# Forum Argomenti di discussione Organizzazione e Informatica Studi professionali  Problema cancellazione ditta con Comunica Starweb.

## gianlu81

Buonasera a tutti!
Stavo compilando, attraverso Comunica Starweb, la pratica di cancellazione dal registro imprese di una ditta artigiana per cessazione di ogni attività al 31/03/2016; arrivato al riquadro previdenziale, per procedere alla cancellazione della posizione aperta all'Inps-Artigianato, immesso il codice azienda (preso dal cassetto previdenziale della ditta), mi si apre una finestra riportante la seguente dicitura: "Attenzione!
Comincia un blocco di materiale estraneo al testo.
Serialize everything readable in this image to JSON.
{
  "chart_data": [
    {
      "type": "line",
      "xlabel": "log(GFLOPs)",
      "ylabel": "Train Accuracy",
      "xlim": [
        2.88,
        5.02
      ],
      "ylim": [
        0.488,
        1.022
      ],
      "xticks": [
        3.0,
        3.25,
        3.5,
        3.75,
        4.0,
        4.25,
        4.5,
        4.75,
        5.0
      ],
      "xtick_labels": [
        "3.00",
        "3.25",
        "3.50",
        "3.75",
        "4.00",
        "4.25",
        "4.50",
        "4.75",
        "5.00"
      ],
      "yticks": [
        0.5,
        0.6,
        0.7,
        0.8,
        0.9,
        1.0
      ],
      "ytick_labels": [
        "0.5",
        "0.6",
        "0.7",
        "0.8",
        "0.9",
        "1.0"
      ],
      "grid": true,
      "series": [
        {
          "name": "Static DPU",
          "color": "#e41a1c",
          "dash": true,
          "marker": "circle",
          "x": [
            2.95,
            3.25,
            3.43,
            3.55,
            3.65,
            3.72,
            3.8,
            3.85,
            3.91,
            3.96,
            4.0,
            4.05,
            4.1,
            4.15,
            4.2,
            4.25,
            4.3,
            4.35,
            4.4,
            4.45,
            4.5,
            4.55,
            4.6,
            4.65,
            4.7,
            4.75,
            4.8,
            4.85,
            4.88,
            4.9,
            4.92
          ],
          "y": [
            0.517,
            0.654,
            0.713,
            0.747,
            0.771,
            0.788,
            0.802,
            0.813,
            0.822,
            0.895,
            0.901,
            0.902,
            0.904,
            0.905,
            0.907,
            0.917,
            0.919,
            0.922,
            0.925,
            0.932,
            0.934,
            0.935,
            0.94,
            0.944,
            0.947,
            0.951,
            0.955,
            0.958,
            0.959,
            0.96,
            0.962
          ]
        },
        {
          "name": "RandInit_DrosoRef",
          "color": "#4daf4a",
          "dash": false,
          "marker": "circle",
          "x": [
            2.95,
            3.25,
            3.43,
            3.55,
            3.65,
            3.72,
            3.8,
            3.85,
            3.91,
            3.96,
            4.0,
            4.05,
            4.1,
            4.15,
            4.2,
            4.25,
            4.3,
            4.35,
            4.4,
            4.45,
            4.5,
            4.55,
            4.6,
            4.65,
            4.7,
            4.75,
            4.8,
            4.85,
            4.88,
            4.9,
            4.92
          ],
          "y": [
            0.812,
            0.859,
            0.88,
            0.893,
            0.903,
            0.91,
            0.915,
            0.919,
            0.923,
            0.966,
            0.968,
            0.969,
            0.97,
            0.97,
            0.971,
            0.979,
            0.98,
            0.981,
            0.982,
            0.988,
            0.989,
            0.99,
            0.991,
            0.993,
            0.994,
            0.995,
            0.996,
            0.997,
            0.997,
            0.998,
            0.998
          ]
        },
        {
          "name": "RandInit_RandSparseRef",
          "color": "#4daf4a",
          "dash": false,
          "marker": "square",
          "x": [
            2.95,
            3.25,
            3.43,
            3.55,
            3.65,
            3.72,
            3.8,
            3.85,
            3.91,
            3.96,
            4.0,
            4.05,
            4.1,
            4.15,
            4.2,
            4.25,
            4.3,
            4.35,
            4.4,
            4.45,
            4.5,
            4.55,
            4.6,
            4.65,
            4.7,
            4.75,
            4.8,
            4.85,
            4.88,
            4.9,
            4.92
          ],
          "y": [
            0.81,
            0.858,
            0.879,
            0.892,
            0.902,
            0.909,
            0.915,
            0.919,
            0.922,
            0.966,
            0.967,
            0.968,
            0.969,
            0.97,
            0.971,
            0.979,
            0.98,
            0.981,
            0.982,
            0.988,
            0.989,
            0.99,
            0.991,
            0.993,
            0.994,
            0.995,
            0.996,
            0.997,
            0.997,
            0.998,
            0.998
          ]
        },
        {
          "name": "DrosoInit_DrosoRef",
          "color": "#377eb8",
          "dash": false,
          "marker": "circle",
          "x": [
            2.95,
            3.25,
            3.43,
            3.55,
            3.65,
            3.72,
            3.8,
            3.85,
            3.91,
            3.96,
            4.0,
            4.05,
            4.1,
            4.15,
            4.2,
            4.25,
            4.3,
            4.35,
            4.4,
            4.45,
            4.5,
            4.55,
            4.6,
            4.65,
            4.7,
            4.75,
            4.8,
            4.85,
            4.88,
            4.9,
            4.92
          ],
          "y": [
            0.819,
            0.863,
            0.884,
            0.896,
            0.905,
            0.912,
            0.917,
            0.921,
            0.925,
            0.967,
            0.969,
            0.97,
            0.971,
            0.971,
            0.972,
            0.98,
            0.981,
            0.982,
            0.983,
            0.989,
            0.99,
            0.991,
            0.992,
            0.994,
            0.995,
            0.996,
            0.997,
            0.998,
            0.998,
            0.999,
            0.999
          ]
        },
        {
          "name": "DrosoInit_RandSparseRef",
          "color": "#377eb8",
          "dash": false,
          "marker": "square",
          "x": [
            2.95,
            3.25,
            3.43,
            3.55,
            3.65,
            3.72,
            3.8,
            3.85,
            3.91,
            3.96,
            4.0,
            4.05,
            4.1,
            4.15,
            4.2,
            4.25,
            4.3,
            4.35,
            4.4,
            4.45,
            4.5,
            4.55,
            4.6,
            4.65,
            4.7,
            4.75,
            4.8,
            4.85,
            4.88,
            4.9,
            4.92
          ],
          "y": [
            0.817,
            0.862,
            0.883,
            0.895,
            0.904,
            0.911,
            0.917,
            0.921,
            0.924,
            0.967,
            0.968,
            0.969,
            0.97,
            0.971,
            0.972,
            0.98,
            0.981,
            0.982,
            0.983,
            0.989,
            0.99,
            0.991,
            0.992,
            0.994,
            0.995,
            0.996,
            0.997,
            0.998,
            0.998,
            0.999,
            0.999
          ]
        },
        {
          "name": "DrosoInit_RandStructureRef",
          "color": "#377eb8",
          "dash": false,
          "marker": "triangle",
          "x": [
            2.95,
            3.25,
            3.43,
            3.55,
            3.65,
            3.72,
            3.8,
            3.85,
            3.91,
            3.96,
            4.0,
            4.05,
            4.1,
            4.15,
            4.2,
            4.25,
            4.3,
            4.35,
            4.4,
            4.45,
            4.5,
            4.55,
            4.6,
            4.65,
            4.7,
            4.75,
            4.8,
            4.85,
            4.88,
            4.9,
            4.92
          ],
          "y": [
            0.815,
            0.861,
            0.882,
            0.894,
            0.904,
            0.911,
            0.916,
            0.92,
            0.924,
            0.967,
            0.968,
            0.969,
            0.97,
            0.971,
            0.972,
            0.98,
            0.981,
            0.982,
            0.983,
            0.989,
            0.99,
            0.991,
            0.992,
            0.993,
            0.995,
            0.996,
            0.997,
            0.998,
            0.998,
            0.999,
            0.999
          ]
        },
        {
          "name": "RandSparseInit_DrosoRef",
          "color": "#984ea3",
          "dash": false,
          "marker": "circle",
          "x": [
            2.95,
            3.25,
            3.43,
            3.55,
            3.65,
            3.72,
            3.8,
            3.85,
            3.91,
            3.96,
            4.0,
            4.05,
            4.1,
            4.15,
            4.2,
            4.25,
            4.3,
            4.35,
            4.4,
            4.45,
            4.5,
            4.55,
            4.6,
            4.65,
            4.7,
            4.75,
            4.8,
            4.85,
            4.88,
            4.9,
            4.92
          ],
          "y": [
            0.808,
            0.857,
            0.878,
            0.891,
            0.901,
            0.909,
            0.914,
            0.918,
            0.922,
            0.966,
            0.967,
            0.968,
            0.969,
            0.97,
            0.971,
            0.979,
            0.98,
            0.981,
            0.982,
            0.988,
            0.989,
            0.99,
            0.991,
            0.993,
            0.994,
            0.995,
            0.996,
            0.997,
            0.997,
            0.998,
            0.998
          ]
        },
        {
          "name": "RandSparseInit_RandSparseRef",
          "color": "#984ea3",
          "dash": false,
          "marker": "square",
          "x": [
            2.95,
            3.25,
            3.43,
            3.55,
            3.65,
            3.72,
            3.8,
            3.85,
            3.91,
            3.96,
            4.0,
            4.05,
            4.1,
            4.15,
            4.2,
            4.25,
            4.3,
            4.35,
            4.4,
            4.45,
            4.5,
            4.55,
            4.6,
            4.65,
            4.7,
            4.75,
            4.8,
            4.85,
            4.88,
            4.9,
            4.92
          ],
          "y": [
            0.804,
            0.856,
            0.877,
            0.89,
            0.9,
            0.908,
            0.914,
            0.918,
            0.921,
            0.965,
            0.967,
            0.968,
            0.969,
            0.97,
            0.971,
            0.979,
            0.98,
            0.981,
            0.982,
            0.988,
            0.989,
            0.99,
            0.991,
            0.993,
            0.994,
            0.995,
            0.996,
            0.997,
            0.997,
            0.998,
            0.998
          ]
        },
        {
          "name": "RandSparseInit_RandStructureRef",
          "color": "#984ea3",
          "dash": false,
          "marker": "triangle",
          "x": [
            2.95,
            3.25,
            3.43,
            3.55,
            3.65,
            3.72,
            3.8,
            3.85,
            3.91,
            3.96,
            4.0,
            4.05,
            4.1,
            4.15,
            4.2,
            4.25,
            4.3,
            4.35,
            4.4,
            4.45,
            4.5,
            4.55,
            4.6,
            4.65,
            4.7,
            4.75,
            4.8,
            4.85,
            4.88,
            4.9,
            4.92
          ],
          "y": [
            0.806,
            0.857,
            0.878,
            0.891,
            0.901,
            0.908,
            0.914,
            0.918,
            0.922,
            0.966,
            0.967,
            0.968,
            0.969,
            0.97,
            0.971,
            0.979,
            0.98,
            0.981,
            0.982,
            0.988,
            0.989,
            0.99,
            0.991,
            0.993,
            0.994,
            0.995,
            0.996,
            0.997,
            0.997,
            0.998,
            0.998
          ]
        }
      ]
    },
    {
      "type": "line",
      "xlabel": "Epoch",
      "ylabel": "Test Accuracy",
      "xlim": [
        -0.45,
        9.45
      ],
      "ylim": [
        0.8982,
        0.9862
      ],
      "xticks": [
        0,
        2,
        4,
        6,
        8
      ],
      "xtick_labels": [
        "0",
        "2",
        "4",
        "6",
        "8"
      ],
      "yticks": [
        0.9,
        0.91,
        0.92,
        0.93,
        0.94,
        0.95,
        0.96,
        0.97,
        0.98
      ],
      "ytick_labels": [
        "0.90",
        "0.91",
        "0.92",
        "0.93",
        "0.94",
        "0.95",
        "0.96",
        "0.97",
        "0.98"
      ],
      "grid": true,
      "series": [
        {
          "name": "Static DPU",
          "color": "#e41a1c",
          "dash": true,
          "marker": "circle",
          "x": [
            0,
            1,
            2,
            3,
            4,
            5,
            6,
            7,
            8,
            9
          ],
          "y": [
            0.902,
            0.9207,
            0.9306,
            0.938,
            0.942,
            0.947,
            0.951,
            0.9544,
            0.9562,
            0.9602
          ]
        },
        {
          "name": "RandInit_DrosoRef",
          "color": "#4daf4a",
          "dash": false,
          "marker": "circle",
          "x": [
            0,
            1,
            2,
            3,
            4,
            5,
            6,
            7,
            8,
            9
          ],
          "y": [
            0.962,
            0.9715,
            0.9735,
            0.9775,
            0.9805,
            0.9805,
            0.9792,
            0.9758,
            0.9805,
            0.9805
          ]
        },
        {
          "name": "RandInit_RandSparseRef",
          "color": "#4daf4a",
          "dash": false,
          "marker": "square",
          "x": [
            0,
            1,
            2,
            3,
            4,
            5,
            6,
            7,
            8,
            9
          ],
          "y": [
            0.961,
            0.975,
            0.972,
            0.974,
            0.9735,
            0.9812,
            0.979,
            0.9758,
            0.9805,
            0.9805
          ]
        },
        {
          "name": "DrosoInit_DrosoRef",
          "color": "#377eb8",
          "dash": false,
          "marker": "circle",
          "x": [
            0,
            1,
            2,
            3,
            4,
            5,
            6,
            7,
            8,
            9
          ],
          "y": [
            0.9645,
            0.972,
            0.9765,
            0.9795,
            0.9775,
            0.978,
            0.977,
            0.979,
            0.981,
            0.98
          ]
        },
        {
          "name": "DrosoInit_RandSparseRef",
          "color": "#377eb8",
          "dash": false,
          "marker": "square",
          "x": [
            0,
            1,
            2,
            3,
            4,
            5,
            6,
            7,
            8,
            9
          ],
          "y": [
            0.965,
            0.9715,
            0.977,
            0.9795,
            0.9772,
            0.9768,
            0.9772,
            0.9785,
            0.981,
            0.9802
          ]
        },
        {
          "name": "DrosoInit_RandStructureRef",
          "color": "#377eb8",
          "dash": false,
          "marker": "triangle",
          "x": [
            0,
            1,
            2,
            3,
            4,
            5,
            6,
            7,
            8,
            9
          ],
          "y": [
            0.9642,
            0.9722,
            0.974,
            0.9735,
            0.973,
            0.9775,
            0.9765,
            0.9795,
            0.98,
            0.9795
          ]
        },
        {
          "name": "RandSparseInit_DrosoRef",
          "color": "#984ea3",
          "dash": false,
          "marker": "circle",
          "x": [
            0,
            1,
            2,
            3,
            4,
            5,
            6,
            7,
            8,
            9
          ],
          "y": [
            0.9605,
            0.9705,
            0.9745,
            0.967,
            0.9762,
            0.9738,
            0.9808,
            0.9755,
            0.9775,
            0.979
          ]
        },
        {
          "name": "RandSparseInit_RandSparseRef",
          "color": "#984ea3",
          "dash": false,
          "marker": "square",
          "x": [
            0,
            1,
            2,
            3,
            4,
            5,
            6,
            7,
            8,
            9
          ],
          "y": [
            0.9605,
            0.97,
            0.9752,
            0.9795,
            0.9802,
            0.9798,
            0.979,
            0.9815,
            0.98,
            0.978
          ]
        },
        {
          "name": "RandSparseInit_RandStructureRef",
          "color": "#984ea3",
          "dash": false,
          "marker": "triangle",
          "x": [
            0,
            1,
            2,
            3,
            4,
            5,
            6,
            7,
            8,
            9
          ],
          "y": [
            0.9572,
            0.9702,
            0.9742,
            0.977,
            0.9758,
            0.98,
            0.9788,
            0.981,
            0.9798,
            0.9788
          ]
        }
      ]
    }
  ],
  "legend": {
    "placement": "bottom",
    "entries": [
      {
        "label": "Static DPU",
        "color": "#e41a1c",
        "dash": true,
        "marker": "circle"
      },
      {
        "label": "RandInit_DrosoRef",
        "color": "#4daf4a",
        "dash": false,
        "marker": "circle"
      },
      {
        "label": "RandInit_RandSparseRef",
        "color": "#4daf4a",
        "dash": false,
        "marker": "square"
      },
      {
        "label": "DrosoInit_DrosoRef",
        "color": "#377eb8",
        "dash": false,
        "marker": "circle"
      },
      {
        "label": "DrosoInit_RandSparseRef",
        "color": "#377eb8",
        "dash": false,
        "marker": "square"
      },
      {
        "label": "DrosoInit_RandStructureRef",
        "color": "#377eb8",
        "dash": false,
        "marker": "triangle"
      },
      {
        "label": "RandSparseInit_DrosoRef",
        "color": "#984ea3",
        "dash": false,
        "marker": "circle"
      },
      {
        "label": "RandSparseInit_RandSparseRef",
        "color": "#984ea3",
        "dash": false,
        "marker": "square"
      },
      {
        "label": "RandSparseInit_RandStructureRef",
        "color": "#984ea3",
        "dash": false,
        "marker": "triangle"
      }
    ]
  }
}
In questo caso il Codice Inps deve cominciare con 2" e non riesco a confermare e chiudere il quadro proprio per questo presunto errore. 
Il codice immesso è quello corretto (ricontrollate le 8 cifre di cui si compone) e non inizia con 2, bensì con 1...sinceramente non so come risolvere...a qualcuno è capitato?
Grazie sin d'ora per l'aiuto!

----------


## Eisenberg

Rispondo dopo 6 anni....
Il problema è appunto l'artigiana.. stai effettuando una cancellazione di una ditta non artigiana, dal menu a sinistra in starweb devi selezionare la cancellazione di impresa artigiana.

----------